Editorial

Unlawful dissolution: On J&K Assembly

The J&K Governor’s action controverts what has been laid down by the Supreme Court

In dissolving the Jammu and Kashmir Assembly without giving any claimant an opportunity to form the government, Governor Satya Pal Malik has violated constitutional law and convention. Mr. Malik’s stated reasons for his action — “extensive horse trading” and the possibility that a government formed by parties with “opposing political ideologies” would not be stable — are extraneous. The Governor ought to have known that the Supreme Court has deprecated such a line of reasoning. In Rameshwar Prasad (2006), the then Bihar Governor Buta Singh’s recommendation for dissolving the Assembly the previous year was held to be illegal and mala fide. In both instances, the dissolution came just as parties opposed to the ruling dispensation at the Centre were close to staking a claim to form the government. In Bihar, the Assembly was then in suspended animation as no party or combination had the requisite majority; in J&K, the State has been under Governor’s rule since June, when the BJP withdrew from the coalition and Chief Minister Mehbooba Mufti, of the Peoples Democratic Party, resigned. It is true that the PDP and the National Conference had not initiated any move to form a popular government for months and favoured fresh elections. But that cannot be the reason for the Governor to dissolve the 87-member House just when they were about to come together to form a likely 56-member bloc with the help of the Congress.

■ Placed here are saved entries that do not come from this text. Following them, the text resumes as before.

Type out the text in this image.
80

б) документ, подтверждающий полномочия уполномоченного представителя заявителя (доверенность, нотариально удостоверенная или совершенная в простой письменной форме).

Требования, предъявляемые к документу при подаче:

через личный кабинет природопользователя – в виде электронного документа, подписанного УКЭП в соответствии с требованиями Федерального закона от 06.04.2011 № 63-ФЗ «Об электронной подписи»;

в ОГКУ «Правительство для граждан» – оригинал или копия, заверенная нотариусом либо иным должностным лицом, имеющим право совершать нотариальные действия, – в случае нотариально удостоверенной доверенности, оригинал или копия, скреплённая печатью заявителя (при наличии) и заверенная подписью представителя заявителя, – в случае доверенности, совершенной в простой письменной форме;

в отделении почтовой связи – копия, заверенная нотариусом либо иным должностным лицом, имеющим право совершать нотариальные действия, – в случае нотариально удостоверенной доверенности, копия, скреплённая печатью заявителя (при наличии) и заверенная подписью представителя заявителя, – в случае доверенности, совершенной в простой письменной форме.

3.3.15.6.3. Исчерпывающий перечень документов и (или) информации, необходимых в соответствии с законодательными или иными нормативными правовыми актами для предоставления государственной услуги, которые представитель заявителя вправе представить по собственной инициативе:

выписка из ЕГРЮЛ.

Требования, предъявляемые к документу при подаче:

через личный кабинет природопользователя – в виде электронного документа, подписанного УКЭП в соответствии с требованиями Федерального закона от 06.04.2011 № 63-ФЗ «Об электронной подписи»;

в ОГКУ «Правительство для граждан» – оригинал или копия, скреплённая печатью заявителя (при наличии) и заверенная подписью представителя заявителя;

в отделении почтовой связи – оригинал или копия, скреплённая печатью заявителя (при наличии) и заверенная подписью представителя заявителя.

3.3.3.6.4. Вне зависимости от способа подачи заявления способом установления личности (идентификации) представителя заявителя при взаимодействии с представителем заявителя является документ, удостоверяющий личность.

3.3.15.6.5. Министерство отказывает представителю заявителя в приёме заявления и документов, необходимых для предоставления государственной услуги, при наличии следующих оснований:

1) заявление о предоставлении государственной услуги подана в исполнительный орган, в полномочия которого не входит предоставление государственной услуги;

With the BJP backing Peoples Conference leader Sajjad Lone, the PDP may have sensed a danger to the unity of its 29-member legislature party and agreed to an unusual alliance with its political adversaries. Describing such an alliance as opportunistic is fine as far as it is political opinion; however, it cannot be the basis for constitutional action. As indicated in Rameshwar Prasad, a Governor cannot shut out post-poll alliances altogether as one of the ways in which a popular government may be formed. The court had also said unsubstantiated claims of horse-trading or corruption in efforts at government formation cannot be cited as reasons to dissolve the Assembly. Further, it said it was the Governor’s duty to explore the possibility of forming a popular government, and that he could not dissolve the House solely to prevent a combination from staking its claim. Mr. Malik’s remarks that the PDP and the NC did not show proof of majority or parade MLAs show shocking disregard for the primacy accorded to a floor test. J&K’s relationship with the Centre is rooted in constitutional safeguards as well as in the participation of its major parties in electoral politics and parliamentary democracy. Anyone interested in political stability in the sensitive State should ensure that democratic processes are strengthened. The potential for political instability in the future should not be cited as a reason to scuttle emerging alliances.